A fire engine howled passed on the main road nearby and then the pub windows rattled as an explosion followed not all that far away.
Patrick, who, it goes without saying, is inured to things that go bang, muttered, ‘Those bloody coffins have gone up,’ and we all laughed until we practically cried.
They had.
More correctly, the site of the explosion had been the bungalow, the resulting blaze spreading to the shed nearest to it and threatening neighbouring properties, some of which had been slightly damaged by the blast. By the time the fire brigade had arrived, the crew by a miracle escaping serious injury, the whole place was an inferno. They had been called out by the woman whose home was for sale – now with two broken windows and some missing roof tiles – she having spotted smoke coming from an open window before the explosion occurred.

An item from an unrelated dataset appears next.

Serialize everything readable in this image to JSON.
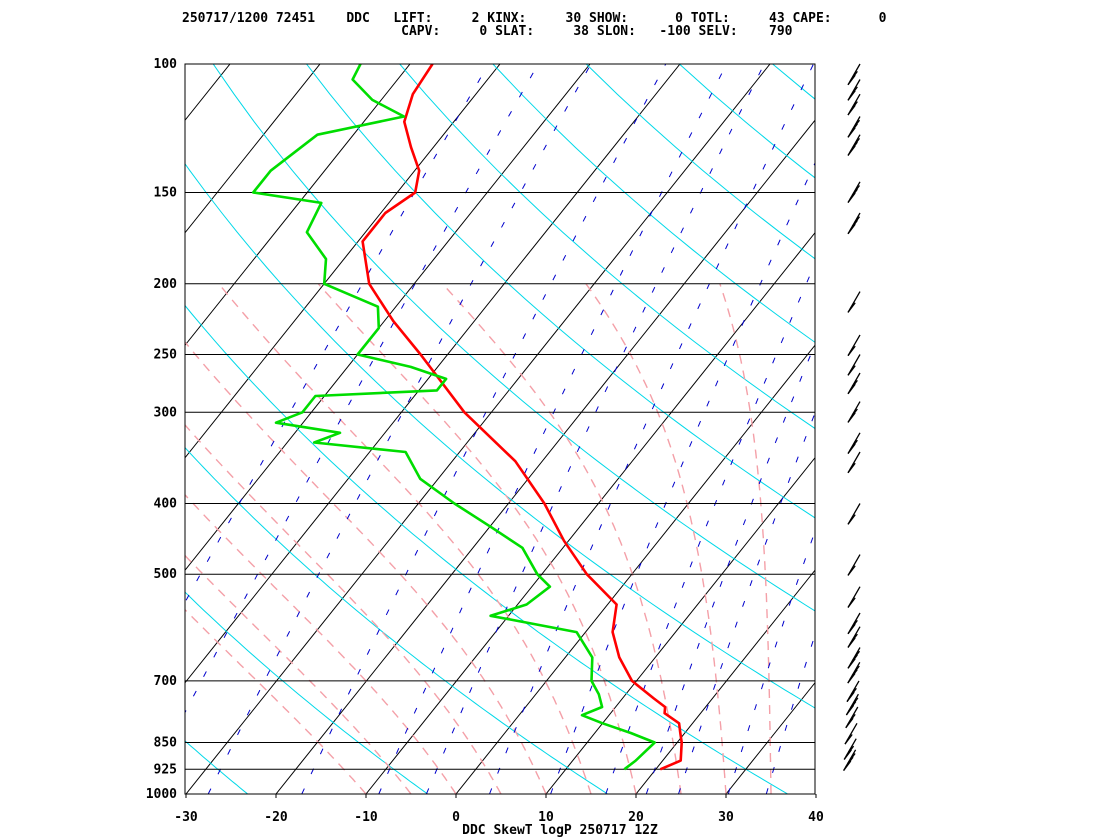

The fire took over twenty-four hours to cool sufficiently in order to allow investigating fire officers to ascertain the cause and discover if anyone had been in the house at the time. At first there was no sign of the owner, and enquiries nearby did not result in any clue as to her whereabouts that night as she spoke to hardly anyone and never, to people’s knowledge, entertained. It was only on the following day when it was possible to rake and sift through the ash and wreckage that fragments of human bones and what were described as ‘small body parts’ were found in several areas beneath the timbers and the remaining slates of the roof, which had collapsed. Work continuing the next day and a blackened skull was found in the general area of the kitchen. It had two bullet holes in the forehead, most of the back of the cranium blasted away.